Sonia M. Najjar Ph.D., associate professor of pharmacology and therapeutics, contends that type 2 diabetes may actually begin a step before the body starts resisting insulin. Using genetically modified mice, Najjar has found when there is increased fat in the body, the liver’s ability to clear insulin is impaired. This, in turn, can lead to insulin resistance in the liver and other tissues, thus resulting in type 2 diabetes.


This discovery coupled with the identification of CEACAM1, a liver protein that controls insulin clearance, may play a major role in the battle against type 2 diabetes.

"I can easily envision a drug that enhances the function of this protein and leads to a cure for type 2 diabetes," said Najjar.

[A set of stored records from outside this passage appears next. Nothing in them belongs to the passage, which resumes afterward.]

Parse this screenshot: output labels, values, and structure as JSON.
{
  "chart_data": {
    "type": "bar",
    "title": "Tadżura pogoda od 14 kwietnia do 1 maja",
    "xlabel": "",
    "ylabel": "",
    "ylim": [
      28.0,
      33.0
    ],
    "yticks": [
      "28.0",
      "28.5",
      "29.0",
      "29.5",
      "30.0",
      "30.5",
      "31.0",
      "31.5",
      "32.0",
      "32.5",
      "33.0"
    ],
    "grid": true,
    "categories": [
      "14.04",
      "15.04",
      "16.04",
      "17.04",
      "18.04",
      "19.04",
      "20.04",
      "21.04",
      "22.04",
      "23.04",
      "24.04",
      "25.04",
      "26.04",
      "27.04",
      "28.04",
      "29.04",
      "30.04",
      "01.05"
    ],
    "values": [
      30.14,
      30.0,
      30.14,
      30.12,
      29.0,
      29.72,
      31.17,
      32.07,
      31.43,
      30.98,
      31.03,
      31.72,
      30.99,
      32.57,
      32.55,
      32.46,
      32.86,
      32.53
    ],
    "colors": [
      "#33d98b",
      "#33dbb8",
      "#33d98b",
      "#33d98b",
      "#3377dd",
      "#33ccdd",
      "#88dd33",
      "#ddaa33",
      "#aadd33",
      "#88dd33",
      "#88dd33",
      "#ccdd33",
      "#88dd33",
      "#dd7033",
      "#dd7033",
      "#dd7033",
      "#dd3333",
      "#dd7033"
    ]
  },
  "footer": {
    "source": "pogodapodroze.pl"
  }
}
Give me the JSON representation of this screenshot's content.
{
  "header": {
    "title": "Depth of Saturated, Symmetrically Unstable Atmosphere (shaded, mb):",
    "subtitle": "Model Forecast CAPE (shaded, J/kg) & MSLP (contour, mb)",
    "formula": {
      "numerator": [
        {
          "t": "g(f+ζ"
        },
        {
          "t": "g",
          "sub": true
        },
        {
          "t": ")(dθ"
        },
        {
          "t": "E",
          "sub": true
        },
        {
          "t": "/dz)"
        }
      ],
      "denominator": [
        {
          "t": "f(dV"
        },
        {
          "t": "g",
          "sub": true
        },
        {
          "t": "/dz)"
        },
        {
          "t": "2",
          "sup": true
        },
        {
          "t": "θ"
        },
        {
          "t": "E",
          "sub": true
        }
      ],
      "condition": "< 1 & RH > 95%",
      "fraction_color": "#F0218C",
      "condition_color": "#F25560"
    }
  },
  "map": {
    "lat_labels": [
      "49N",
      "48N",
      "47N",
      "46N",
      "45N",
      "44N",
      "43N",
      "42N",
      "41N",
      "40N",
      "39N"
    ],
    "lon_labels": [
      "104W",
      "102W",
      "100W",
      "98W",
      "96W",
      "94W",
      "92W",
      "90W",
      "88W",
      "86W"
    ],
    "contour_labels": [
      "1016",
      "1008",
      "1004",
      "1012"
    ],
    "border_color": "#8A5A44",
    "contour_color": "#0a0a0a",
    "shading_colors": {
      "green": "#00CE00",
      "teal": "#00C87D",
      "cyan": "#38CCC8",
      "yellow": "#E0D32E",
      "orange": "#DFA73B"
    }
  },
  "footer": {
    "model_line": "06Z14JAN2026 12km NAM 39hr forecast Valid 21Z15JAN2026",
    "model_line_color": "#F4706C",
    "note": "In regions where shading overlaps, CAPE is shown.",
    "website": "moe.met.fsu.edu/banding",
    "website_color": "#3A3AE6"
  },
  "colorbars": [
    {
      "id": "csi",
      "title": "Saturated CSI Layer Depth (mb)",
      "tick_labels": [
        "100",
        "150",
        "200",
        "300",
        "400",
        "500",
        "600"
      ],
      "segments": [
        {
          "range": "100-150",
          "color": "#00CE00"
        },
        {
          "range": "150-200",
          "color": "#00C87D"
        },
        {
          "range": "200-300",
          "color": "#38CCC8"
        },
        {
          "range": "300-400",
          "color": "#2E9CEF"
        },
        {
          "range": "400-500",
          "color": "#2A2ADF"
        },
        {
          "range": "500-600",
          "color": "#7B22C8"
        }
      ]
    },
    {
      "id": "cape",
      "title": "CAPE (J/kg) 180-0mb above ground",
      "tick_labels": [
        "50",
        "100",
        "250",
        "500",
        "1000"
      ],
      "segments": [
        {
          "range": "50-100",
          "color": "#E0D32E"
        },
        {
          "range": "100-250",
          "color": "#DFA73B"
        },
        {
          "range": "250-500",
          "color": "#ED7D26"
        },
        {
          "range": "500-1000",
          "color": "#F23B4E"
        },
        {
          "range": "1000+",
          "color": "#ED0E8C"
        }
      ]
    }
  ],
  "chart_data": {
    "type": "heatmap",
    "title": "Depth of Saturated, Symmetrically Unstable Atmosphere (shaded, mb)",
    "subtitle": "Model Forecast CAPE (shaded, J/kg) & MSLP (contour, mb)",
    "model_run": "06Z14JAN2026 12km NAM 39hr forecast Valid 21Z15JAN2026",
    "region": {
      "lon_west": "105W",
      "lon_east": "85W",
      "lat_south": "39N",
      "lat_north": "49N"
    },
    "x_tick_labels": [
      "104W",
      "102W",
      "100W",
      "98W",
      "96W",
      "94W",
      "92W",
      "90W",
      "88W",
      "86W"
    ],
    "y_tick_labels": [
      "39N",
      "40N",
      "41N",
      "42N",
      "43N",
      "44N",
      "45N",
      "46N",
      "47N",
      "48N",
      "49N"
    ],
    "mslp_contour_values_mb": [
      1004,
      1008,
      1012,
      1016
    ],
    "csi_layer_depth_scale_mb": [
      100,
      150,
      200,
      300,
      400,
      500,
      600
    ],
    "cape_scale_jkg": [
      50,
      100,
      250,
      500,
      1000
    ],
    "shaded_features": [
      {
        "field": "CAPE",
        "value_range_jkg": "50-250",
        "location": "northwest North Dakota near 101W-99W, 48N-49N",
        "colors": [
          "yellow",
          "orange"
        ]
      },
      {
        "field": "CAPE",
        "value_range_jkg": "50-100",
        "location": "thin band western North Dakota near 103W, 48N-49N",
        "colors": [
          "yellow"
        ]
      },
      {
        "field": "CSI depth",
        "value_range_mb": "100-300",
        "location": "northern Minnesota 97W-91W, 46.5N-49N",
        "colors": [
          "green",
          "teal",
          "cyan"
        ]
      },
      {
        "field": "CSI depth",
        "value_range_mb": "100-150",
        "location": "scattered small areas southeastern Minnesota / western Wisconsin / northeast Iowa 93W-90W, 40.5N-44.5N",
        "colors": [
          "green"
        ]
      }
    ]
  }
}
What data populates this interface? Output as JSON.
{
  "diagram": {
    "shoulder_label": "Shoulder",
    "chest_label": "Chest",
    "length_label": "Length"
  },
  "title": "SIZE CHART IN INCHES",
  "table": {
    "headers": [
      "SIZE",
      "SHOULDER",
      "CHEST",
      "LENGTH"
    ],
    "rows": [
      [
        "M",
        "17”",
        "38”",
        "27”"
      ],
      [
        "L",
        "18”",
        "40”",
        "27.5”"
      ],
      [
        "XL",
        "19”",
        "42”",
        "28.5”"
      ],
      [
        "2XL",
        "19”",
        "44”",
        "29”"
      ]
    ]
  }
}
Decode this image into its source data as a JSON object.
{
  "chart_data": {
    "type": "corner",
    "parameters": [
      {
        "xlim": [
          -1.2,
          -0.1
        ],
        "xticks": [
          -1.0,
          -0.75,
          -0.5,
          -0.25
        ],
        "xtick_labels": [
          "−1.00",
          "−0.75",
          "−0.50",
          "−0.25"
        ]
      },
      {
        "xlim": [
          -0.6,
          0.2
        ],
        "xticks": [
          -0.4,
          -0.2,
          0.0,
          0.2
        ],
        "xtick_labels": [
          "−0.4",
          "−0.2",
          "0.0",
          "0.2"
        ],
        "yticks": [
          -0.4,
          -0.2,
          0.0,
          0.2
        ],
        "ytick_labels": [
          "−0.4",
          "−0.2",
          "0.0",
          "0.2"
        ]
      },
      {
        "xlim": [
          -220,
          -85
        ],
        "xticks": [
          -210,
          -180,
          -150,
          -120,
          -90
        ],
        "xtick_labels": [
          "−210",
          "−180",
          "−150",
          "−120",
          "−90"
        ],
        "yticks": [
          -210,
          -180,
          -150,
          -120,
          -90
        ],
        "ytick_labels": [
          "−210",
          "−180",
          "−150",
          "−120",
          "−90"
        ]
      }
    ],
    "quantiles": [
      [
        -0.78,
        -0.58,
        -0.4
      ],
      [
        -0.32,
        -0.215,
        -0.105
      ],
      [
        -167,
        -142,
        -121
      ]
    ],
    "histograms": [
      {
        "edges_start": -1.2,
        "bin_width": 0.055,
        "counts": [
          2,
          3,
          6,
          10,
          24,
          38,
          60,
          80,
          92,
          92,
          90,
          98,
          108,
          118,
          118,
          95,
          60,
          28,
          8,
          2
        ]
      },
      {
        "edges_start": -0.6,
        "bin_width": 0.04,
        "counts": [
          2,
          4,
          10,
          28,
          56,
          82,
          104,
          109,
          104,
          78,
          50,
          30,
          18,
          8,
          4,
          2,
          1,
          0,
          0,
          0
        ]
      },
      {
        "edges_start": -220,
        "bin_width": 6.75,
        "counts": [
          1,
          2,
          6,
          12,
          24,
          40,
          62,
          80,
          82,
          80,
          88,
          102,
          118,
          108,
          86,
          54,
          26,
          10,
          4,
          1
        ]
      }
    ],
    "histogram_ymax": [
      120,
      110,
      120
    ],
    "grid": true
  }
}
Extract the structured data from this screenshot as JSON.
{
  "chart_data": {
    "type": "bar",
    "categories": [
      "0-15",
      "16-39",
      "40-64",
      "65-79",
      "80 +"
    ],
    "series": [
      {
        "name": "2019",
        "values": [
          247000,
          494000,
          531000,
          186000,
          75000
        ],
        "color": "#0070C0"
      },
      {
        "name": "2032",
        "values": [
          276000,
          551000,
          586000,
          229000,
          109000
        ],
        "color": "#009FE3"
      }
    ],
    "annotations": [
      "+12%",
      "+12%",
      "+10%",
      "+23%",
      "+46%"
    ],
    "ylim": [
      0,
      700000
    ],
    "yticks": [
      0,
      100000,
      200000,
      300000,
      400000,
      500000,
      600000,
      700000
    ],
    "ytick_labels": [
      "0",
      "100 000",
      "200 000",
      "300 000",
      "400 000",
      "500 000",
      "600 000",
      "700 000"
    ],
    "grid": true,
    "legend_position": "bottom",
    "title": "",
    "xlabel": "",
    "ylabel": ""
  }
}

A paper from Najjar’s laboratory about the function of the CEACAM1 protein in insulin clearance will be published in the prestigious journal, Nature Genetics in March 2002 and can be read online now on its Website. Najjar’s research is currently sponsored by the National Institute of Diabetes, Digestive and Kidney Diseases and the American Diabetes Association. The Medical College of Ohio Foundation sponsored the initial phase of her studies

We hypothesized that insulin stimulates phosphorylation of CEACAM1 which in turn leads to upregulation of receptor-mediated insulin endocytosis and degradation in the hepatocyte. We have generated transgenic mice over-expressing in liver a dominant-negative, phosphorylation-defective S503A-CEACAM1 mutant. Supporting our hypothesis, we found that S503A-CEACAM1 transgenic mice developed hyperinsulinemia resulting from impaired insulin clearance. The hyperinsulinemia caused secondary insulin resistance with impaired glucose tolerance and random, but not fasting, hyperglycemia. Transgenic mice developed visceral adiposity with increased amounts of plasma free fatty acids and plasma and hepatic triglycerides. These findings suggest a mechanism through which insulin signaling regulates insulin sensitivity by modulating hepatic insulin clearance.